A robust multi-modal speech recognition method using optical-flow analysis

Satoshi Tamura, Koji Iwano, Sadaoki Furui

This paper proposes a new multi-modal speech recognition method using optical-flow analysis, evaluating its robustness to acoustic and visual noises. Optical flow is defined as the distribution of apparent velocities in the movement of brightness patterns in an image. Since the optical flow is computed without extracting speaker's lip contours and location, robust visual features can be obtained for lip movements. Our method calculates a visual feature set in each frame consisting of maximum and minimum values of integral of the optical flow. This feature set has not only silence information but also open/close status of the speaker's mouth. The visual feature set is combined with an acoustic feature set in the framework of HMM-based recognition. Triphone HMMs are trained using the combined parameter set extracted from clean speech data. Two multi-modal speech recognition experiments have been carried out. First, acoustic white noise was added to speech wave forms, and a speech recognition experiment was conducted using audio-visual data from 11 male speakers uttering connected Japanese digits.

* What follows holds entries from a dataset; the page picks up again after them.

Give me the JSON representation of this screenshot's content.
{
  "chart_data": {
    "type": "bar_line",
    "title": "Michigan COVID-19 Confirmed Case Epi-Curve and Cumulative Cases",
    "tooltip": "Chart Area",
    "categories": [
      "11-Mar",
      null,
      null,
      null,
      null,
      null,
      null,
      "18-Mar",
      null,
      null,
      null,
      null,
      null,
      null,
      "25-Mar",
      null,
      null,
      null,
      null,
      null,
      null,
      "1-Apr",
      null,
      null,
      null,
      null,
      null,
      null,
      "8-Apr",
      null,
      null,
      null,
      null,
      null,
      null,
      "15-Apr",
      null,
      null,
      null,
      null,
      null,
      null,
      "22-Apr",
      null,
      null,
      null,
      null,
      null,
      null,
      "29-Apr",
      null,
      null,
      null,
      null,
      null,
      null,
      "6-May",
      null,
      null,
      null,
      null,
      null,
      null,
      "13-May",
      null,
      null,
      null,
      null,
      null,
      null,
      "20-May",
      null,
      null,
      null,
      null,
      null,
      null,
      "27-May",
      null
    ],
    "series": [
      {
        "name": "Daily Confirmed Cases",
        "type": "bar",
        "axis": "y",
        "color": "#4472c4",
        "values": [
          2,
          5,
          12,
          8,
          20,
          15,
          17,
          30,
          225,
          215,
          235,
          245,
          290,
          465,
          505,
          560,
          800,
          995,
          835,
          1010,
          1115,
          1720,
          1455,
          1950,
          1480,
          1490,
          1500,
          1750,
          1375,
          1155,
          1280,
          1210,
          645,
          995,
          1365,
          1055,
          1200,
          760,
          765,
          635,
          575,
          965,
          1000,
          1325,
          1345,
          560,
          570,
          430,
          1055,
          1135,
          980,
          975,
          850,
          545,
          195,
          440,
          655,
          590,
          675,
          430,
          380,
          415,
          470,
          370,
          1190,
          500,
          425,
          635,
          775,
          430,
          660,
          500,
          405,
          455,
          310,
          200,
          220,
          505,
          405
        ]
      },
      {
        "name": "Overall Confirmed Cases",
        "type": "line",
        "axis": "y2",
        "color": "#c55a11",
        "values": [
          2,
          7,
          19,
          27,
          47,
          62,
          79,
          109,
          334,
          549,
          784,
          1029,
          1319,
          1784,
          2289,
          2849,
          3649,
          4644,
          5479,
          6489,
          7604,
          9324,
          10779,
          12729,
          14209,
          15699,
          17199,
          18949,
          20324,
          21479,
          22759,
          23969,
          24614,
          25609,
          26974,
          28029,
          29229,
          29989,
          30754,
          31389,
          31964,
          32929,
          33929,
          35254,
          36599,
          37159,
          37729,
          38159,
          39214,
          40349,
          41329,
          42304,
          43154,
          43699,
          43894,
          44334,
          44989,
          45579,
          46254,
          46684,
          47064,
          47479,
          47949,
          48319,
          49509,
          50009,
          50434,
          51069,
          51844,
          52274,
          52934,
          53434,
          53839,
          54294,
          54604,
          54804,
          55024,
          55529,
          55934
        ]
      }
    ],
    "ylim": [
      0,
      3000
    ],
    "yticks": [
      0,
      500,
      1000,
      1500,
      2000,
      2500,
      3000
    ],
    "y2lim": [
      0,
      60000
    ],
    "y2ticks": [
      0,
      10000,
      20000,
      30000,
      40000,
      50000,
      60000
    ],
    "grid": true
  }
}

The following improvements of relative reduction of digit error rate over the audio-only recognition scheme were achieved, when the visual information was incorporated into silence HMM: 32% at SNR=10dB and 47% at SNR=15dB. Second, a real-world data distorted both acoustically and visually was recorded in a driving car from six male speakers and recognized. We achieved approximately 17% and 11% relative error reduction compared with audio-only results on batch and incremental MLLR-based adaptation, respectively.